Entre la radicalité adoucie de façon purement factice, la malhonnêteté compulsive et le délire césariste de celui qui n'a pas compris que la France n'est pas un pays d'amérique du Sud, il reste donc l'incantation d'un homme de 39 ans qui abreuve de mots et de jolies phrases plutôt que tracer clairement un dessin. Ce wikende passé en famille a permis de débattre de tout cela et le désarroi est perceptible chez tout le monde : on sait pour qui on ne votera pas mais entre Macron, Fillon et Mélenchon, rien ne suscite l'adhésion.

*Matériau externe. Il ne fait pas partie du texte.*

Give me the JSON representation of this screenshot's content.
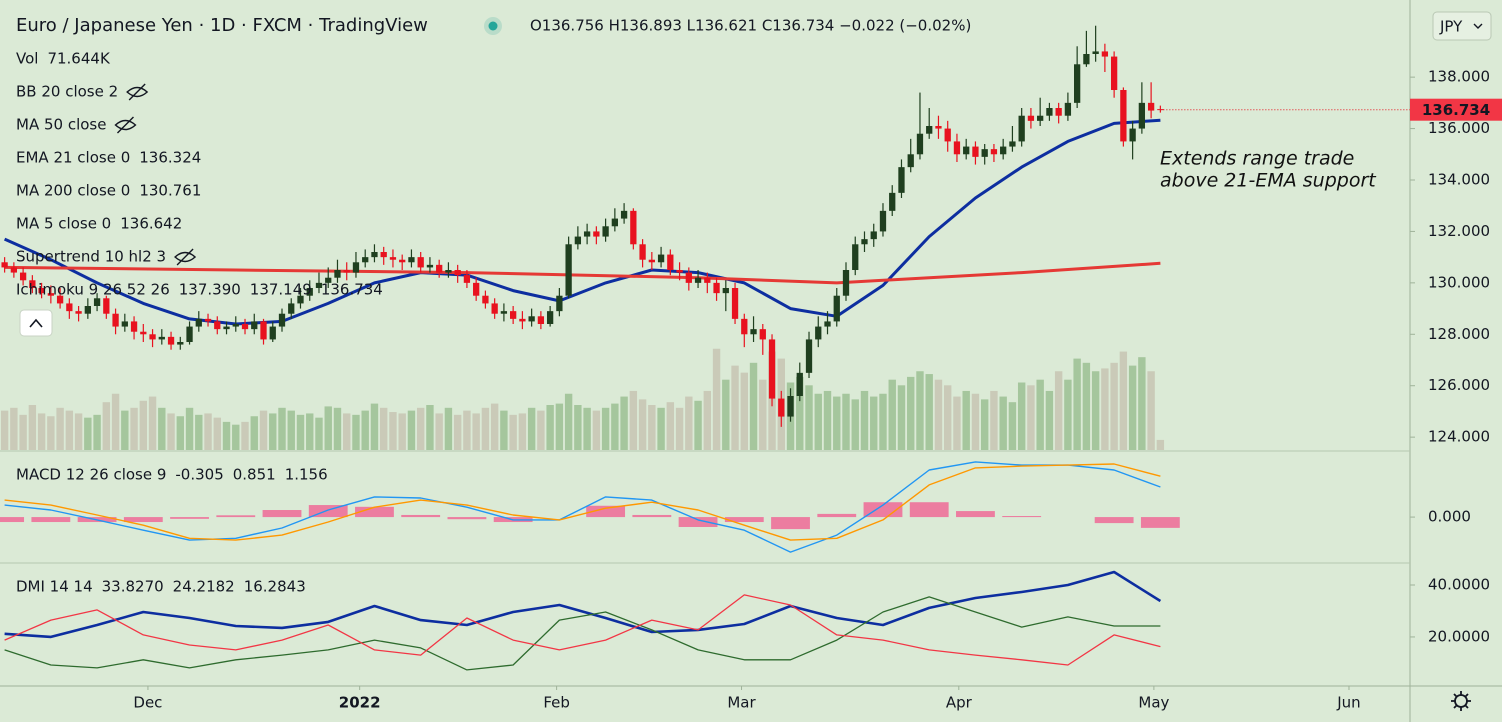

Voilà ce que récolte un pays qui a joué au punching ball avec un Président démonétisé plus rapidement que n'importe quel autre, qui s'enflamme pour des combats qui sont autant de feux de paille, qui aime à se détester sur des luttes de castes ou des jalousies soudaines alors que l'enjeu est ailleurs. Le quinquennat est vraiment la pire des choses et les primaires l'accompagnant sont furieusement délétères en ce que l'articulation des deux conduit à la faillite d'un régime qu'une sixième République aux contours incertains ne saurait compenser. C'est d'ailleurs cocasse de noter qu'on targue Macron d'imprécision quand le programme de Mélenchon est on ne peut plus flou sur la politique étrangère ou la mise en oeuvre de nouvelles institutions [les bons juristes semblant faire défaut au camp de la France insoumise ... nous exposant dès lors à un coup d'Etat institutionnel évident]. Alors oui, on peut promettre des augmentations du Smic fantaisistes en mettant la sourdine sur les augmentations massives des impôts et le retour désastreux d'une inflation qui sanctionnera les plus modestes ... Oui, on peut agiter les fantasmes comme Marine Le Pen qui coche les cases des mots à employer dans ses discours quitte à se contredire d'une journée à l'autre. On peut aussi promettre du sang et des larmes pour redresser le pays alors qu'avant même d'avoir à exercer le pouvoir les #rendsl'argent s'accumulent et que la parole ne vaut plus tripette. Devant un tel désastre, forcément, Emmanuel Macron même inconsistant à certains égards ne peut que s'imposer comme le seul choix raisonnable. 

emmanuel MACRON

Oui parce que pour mon pays, j'ai envie de raison et non de délires aventureux, de croisades personnelles et bornées quand il ne s'agit pas d'un sectarisme népotique. Finalement, en regardant clairement les choses, la solution est toute trouvée. Et qu'on ne me balance pas que Macron est un suppôt de la finance, Georges Pompidou ayant eu un parcours plus clair dans les banques d'affaires sans que cela n'offusque le quart de la moitié de ceux qui grommellent aujourd'hui [surtout à droite].
Le pire dans tout ça, c'est que la soirée électorale de dimanche sera clairement l'une des plus incertaines qui soit, à l'image de celle qui permit de savoir si la France ratifiait le traité de Maastricht en 1992.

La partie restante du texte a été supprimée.